- 11,753
- Marin County
Enhancing Photorealism Enhancement
I saw this and actually was going to post it. It's very interesting. I noticed they were fairly selective about what footage they show, and the viewpoint is always in motion. There is an inherent smudginess I associate with machine learning produced imagery and I think motion makes that effect less noticeable. For instance, the process does wonders to make the road and vegetation look more life like in motion, but I wonder if they would look strange sitting still. There's also a bit of uncanny valley going on, particularly in the first clip. The footage from 6:15 on is less compelling and I think that's likely because the data set was a lot less useful for that imagery. I also don't love how unspecific the results are - it totally eliminates the feeling of a particular place (or rather substitutes the feeling of another place) though I appreciate this was more of an academic proof of concept.

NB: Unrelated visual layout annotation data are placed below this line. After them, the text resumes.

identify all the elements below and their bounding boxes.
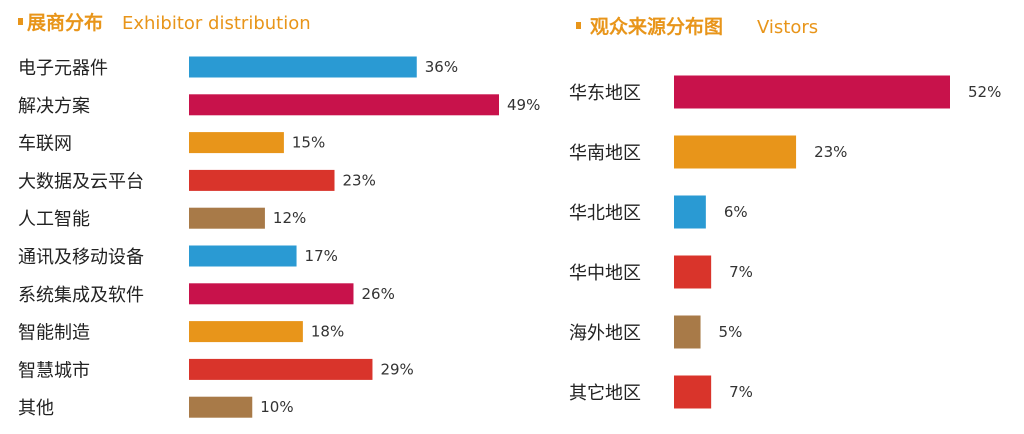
bar xyxy=(189,396,253,418)
bar xyxy=(674,75,950,109)
category-label: 系统集成及软件 xyxy=(18,285,144,306)
visitor-source-chart: 华东地区 52% 华南地区 23% 华北地区 6% 华中地区 7% 海外地区 5% 其它地区 7% xyxy=(569,75,1001,409)
exhibitor-subtitle: Exhibitor distribution xyxy=(122,13,311,34)
bar xyxy=(189,169,335,191)
category-label: 电子元器件 xyxy=(18,58,108,79)
value-label: 6% xyxy=(724,203,748,221)
value-label: 10% xyxy=(260,398,293,416)
bar xyxy=(674,315,701,349)
value-label: 7% xyxy=(729,383,753,401)
category-label: 车联网 xyxy=(18,134,72,155)
bar xyxy=(674,195,706,229)
category-label: 其它地区 xyxy=(569,383,641,404)
category-label: 解决方案 xyxy=(18,96,90,117)
category-label: 华南地区 xyxy=(569,143,641,164)
bar xyxy=(189,132,284,154)
bar xyxy=(189,283,354,305)
bar xyxy=(189,245,297,267)
category-label: 智能制造 xyxy=(18,323,90,344)
category-label: 大数据及云平台 xyxy=(18,171,144,192)
exhibitor-title: 展商分布 xyxy=(27,11,103,34)
value-label: 5% xyxy=(719,323,743,341)
bar xyxy=(189,56,417,78)
bar xyxy=(674,375,712,409)
value-label: 36% xyxy=(425,58,458,76)
exhibitor-chart-title: 展商分布 Exhibitor distribution xyxy=(18,11,311,34)
value-label: 23% xyxy=(343,171,376,189)
category-label: 智慧城市 xyxy=(18,360,90,381)
exhibitor-distribution-chart: 电子元器件 36% 解决方案 49% 车联网 15% 大数据及云平台 23% 人工智能 12% 通讯… xyxy=(18,56,540,419)
value-label: 23% xyxy=(814,143,847,161)
value-label: 52% xyxy=(968,83,1001,101)
value-label: 29% xyxy=(380,360,413,378)
value-label: 12% xyxy=(273,209,306,227)
bar xyxy=(674,255,712,289)
visitor-title: 观众来源分布图 xyxy=(590,15,723,38)
bar xyxy=(189,321,303,343)
value-label: 17% xyxy=(305,247,338,265)
category-label: 华中地区 xyxy=(569,263,641,284)
value-label: 18% xyxy=(311,323,344,341)
category-label: 华东地区 xyxy=(569,83,641,104)
bar xyxy=(189,358,373,380)
bar xyxy=(189,207,265,229)
visitor-chart-title: 观众来源分布图 Vistors xyxy=(576,15,818,38)
visitor-subtitle: Vistors xyxy=(757,17,818,38)
value-label: 7% xyxy=(729,263,753,281)
category-label: 华北地区 xyxy=(569,203,641,224)
category-label: 人工智能 xyxy=(18,209,90,230)
bar xyxy=(674,135,797,169)
value-label: 26% xyxy=(361,285,394,303)
value-label: 15% xyxy=(292,134,325,152)
category-label: 通讯及移动设备 xyxy=(18,247,144,268)
category-label: 海外地区 xyxy=(569,323,641,344)
category-label: 其他 xyxy=(18,398,54,419)
title-bullet-icon xyxy=(576,22,581,29)
bar xyxy=(189,94,499,116)
title-bullet-icon xyxy=(18,18,23,25)
value-label: 49% xyxy=(507,96,540,114)
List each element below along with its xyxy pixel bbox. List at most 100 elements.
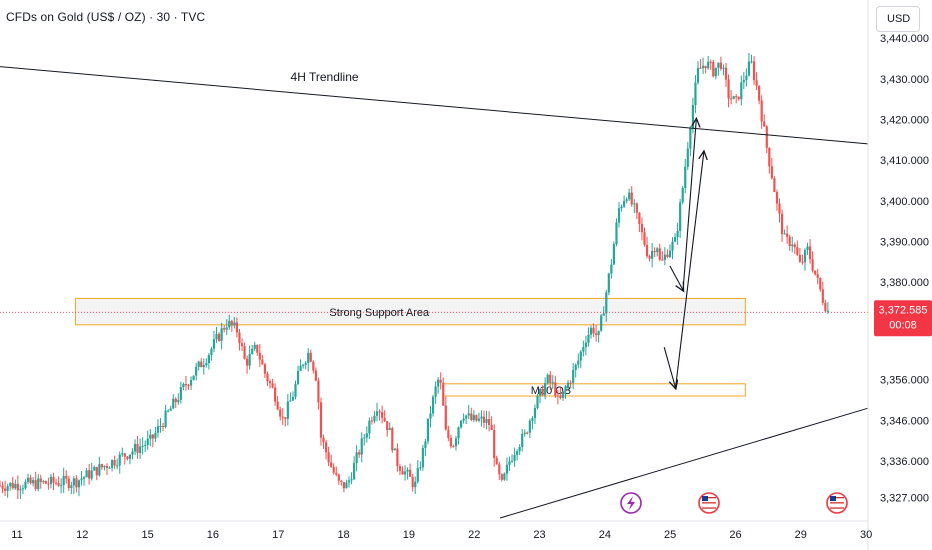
candle-body	[454, 438, 458, 447]
candle-body	[133, 444, 137, 452]
candle-body	[281, 416, 284, 418]
candle-body	[6, 486, 9, 491]
candle-body	[225, 327, 228, 330]
candle-body	[434, 386, 437, 397]
candle-body	[88, 470, 91, 479]
candle-body	[437, 379, 440, 387]
x-tick-label: 24	[599, 529, 611, 541]
candle-body	[54, 482, 58, 484]
candle-body	[589, 327, 593, 335]
candle-body	[724, 67, 728, 80]
candle-body	[128, 454, 132, 459]
projection-arrow	[663, 347, 675, 388]
candle-body	[98, 464, 101, 476]
candle-body	[312, 361, 315, 371]
candle-body	[85, 470, 88, 478]
candle-body	[11, 482, 14, 489]
candle-body	[388, 428, 391, 431]
candle-body	[556, 395, 559, 397]
candle-body	[355, 452, 358, 464]
candle-body	[643, 232, 646, 245]
candle-body	[780, 213, 784, 235]
candle-body	[594, 333, 598, 335]
candle-body	[383, 417, 386, 422]
candle-body	[600, 315, 603, 331]
candle-body	[566, 382, 570, 389]
candle-body	[554, 382, 557, 396]
candle-body	[284, 417, 287, 419]
candle-body	[755, 80, 758, 86]
candle-body	[447, 429, 450, 438]
countdown-value: 00:08	[889, 319, 917, 331]
candle-body	[240, 343, 244, 347]
candle-body	[296, 370, 300, 384]
candle-body	[327, 452, 330, 463]
candle-body	[653, 251, 656, 253]
candle-body	[172, 398, 175, 409]
candle-body	[462, 418, 465, 421]
y-tick-label: 3,346.000	[880, 415, 929, 427]
x-tick-label: 15	[141, 529, 153, 541]
candle-body	[727, 79, 730, 99]
candle-body	[513, 454, 516, 461]
candle-body	[161, 426, 165, 428]
candle-body	[93, 466, 96, 471]
x-tick-label: 25	[664, 529, 676, 541]
candle-body	[363, 437, 366, 439]
candle-body	[470, 413, 473, 420]
candle-body	[154, 432, 157, 439]
last-price-tag	[874, 300, 932, 337]
candle-body	[1, 485, 4, 489]
candle-body	[182, 383, 185, 388]
candle-body	[29, 477, 32, 484]
ob-zone	[442, 383, 746, 397]
candle-body	[118, 454, 121, 466]
candle-body	[663, 254, 666, 260]
candle-body	[584, 342, 587, 347]
candle-body	[207, 355, 210, 364]
candle-body	[778, 203, 781, 214]
candle-body	[668, 250, 672, 257]
candle-body	[444, 405, 447, 430]
candle-body	[174, 398, 177, 403]
candle-body	[431, 396, 435, 414]
candle-body	[602, 313, 605, 316]
candle-body	[814, 270, 817, 275]
chart-title: CFDs on Gold (US$ / OZ) · 30 · TVC	[6, 10, 206, 24]
candle-body	[409, 469, 412, 477]
currency-button[interactable]: USD	[876, 6, 920, 32]
candle-body	[217, 334, 221, 341]
projection-arrow	[669, 265, 683, 290]
y-tick-label: 3,380.000	[880, 277, 929, 289]
candle-body	[337, 474, 340, 481]
candle-body	[291, 396, 295, 401]
candle-body	[202, 365, 205, 368]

It's pretty clear though that using this process selectively (with individual buffer layers applied in post) delivers some startlingly good results and I'd love to see it integrated further...especially in regards to near-impossible things to model like complex vegetation. Ultimately I wonder if ray tracing could produce a similar or better looking result, with higher accuracy, more intentionality, and less "noise" than an approach like this...at a cost of a lot more computing power required. Perhaps you could parse out the vegetation (or better yet, render a simpler proxy version of it, and do the same) in the g buffer and then apply machine learning in a far more straight forward way (like the object gets a species ID and the machine learning has a large tagged dataset of photos of plant species) ...now that seems like it could produce spectacular results.